Je pense qu’il est nécessaire de fournir une réponse complète à l’organisation à but non lucratif américaine Mighty qui a, le 12 décembre, fait paraître un rapport très critique intitulé: « La boîte noire du commerce de l’huile de palme : Ou comment l’émergence du géant de l’agrobusiness Olam parmi les acteurs majeurs du commerce de l’huile de palme menace l’avenir des forêts d’Asie du Sud-Est et du Gabon ».

Si le contenu concerne spécifiquement le Gabon et comprend des faits soigneusement sélectionnés, l’ensemble du rapport manque de contexte et d’impartialité; ceci, ainsi qu’un certain nombre d’expressions de dénigrement se référant au Gabon ou à nos partenaires constituent une critique particulièrement fallacieuse et injuste du développement de l’agriculture durable au Gabon.

Le ton de ce rapport partial insinue que le Gabon est en train de détruire intentionnellement ses forêts. Mighty méconnaît la situation exceptionnelle du Gabon –une nation qui a la couverture forestière par habitant la plus importante (avec une forêt couvrant 88 % du pays) et l’un des taux de déforestation les plus bas de la planète.

Plutôt que de convertir de façon responsable certaines zones de forêt dégradées pour encourager une économie agricole, Mighty pense que le Gabon devrait s’appuyer sur l’écotourisme et la finance carbone afin de remplacer la dépendance au pétrole.

Si la finance et les donateurs internationaux sont importants, et si l’écotourisme est certainement une opportunité économique qui doit être privilégiée, le gouvernement doit offrir une base économique plus large à ses habitants. Dans son Plan National de Développement Stratégique, dont le but est de permettre au pays de se transformer en une économie émergente, l’agriculture est un pilier essentiel.

Ignorant ces réalités, l’ONG semble suggérer que la nation gabonaise n’a pas le droit de couper un seul arbre dans le but de se développer et de nourrir sa population, même si elle continue de privilégier une agriculture résiliente et sensible aux enjeux climatiques.

Raisons du développement des plantations de palmiers à huile

Le Gabon importe près de 60 % de ses besoins en nourriture, ce qui pèse sur son économie. Si l’agroforesterie a contribué à l’économie, l’agriculture à petite et grande échelle est essentielle, non juste pour des raisons de sécurité alimentaire mais aussi pour inverser un mouvement d’exode rurale, dû à un manque d’opportunités et de travail pour la population dans les campagnes.
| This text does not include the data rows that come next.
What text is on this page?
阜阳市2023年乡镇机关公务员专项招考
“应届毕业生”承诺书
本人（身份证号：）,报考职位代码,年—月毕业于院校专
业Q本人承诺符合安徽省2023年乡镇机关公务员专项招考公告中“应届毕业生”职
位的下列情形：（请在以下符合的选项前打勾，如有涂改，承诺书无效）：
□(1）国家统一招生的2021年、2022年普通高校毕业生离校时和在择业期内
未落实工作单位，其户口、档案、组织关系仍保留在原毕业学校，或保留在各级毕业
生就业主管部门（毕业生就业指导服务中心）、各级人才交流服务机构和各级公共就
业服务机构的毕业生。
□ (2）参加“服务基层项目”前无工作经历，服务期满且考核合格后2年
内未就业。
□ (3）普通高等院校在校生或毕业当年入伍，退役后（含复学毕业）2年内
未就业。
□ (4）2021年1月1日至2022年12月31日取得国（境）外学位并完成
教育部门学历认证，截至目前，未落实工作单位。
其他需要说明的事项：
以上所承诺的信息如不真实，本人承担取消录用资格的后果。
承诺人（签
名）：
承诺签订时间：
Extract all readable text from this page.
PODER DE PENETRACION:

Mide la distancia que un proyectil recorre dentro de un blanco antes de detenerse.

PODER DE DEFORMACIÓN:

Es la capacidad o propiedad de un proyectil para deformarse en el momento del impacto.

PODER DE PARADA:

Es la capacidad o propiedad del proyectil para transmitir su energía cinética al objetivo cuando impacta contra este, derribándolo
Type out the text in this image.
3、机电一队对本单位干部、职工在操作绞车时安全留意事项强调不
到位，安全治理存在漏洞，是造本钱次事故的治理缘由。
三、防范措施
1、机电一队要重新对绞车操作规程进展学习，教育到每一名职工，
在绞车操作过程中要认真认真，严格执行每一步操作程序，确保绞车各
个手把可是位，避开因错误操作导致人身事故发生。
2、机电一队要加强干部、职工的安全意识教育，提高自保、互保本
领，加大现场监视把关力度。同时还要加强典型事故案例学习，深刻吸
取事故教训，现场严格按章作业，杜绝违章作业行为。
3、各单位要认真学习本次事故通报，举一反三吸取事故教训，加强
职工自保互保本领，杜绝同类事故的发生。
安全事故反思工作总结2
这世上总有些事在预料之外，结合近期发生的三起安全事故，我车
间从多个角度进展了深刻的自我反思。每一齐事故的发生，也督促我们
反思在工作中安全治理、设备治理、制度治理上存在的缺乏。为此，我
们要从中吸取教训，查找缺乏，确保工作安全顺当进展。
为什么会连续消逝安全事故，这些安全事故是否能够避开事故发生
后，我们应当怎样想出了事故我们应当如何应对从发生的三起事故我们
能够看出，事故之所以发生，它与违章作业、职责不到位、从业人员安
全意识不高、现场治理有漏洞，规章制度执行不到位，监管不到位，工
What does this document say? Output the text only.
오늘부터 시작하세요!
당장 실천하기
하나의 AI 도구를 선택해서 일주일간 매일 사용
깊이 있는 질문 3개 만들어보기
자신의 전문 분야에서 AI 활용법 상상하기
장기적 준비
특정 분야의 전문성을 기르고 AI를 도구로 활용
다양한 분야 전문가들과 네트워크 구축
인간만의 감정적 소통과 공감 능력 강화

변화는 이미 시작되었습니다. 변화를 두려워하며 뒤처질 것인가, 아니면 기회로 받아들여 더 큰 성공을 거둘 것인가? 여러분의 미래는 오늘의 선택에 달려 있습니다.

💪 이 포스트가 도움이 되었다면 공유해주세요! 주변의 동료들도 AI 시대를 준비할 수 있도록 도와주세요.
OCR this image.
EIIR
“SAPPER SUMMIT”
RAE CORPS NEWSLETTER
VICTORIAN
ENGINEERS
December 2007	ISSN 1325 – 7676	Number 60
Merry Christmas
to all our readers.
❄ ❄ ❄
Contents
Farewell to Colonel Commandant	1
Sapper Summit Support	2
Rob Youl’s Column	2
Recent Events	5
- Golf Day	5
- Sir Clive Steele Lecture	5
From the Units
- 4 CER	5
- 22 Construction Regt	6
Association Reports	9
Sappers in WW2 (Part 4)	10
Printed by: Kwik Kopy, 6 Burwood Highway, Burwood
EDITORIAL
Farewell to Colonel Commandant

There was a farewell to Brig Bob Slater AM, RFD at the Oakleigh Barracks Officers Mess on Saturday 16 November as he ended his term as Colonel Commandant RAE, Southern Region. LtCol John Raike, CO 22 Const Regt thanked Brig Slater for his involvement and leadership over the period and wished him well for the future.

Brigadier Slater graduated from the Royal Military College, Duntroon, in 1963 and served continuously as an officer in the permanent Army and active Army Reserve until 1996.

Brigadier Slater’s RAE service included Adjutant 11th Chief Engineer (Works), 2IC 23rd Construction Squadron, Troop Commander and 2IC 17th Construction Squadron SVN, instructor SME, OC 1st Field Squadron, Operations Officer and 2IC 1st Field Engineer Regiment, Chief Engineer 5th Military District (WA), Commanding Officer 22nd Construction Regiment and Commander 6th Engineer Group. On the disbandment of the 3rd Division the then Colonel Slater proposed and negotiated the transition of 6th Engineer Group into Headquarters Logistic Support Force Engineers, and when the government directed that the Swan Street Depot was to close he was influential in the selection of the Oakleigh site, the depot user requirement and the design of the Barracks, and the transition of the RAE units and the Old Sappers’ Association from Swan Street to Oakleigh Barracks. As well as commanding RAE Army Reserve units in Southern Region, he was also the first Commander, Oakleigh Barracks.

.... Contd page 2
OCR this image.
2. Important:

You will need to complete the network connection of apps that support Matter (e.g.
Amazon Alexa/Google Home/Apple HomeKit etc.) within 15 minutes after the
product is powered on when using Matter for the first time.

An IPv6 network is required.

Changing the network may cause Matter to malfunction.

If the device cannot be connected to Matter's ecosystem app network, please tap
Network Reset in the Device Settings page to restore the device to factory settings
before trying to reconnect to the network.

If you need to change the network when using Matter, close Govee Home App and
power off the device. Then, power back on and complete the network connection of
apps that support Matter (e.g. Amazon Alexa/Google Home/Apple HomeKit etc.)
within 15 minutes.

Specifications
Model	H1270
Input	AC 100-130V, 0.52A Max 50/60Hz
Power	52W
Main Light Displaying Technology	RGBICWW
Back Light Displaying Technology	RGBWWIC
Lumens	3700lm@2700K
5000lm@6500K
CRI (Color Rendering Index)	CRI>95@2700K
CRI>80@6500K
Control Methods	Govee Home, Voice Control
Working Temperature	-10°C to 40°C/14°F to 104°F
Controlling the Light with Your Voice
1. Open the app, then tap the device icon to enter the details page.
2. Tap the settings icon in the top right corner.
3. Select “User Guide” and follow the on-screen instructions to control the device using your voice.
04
L’agriculture ne peut cependant être stimulée sans efforts d’investissement. Un aspect majeur du Plan National de Développement Stratégique est le joint-venture avec Olam, afin de développer à la fois la culture marchande (exportations) et les cultures vivrières.

Le choix des plantations de palmiers à huile a été une décision stratégique pour le gouvernement. Les plantations extensives de palmiers à huile ont à un moment fait partie de l’histoire du Gabon –dans des zones maintenant occupées par la forêt tropicale ; les données archéologiques montrent que la culture extensive de palmiers à huile était courante entre 2300 et 1400 BP avant que les forêts ne repoussent suite à un effondrement de la population.

La culture de palmiers à huile est aussi celle qui offre le plus haut rendement et nécessite le moins de main d’œuvre, ce qui est idéal pour un pays comme le Gabon dont la densité de population est très faible. C’est aussi une culture locale qui offre le meilleur résultat économique et social pour une empreinte environnementale la plus réduite possible. Grâce à son engagement en faveur du développement durable, le Gabon est le seul pays au monde sur le point d’atteindre une production d’huile de palme RSPO 100 % certifiée, traçable et ségrégée .

Une partie de l’huile de palme sera exportée au travers du joint-venture avec Olam dans le cadre des échanges du Gabon, mais la consommation domestique sera très importante. D’autre part, les quelques 6.000 ouvriers gabonais qui travaillent dans les plantations et apprennent l’agriculture durable, aident à stimuler la production alimentaire locale.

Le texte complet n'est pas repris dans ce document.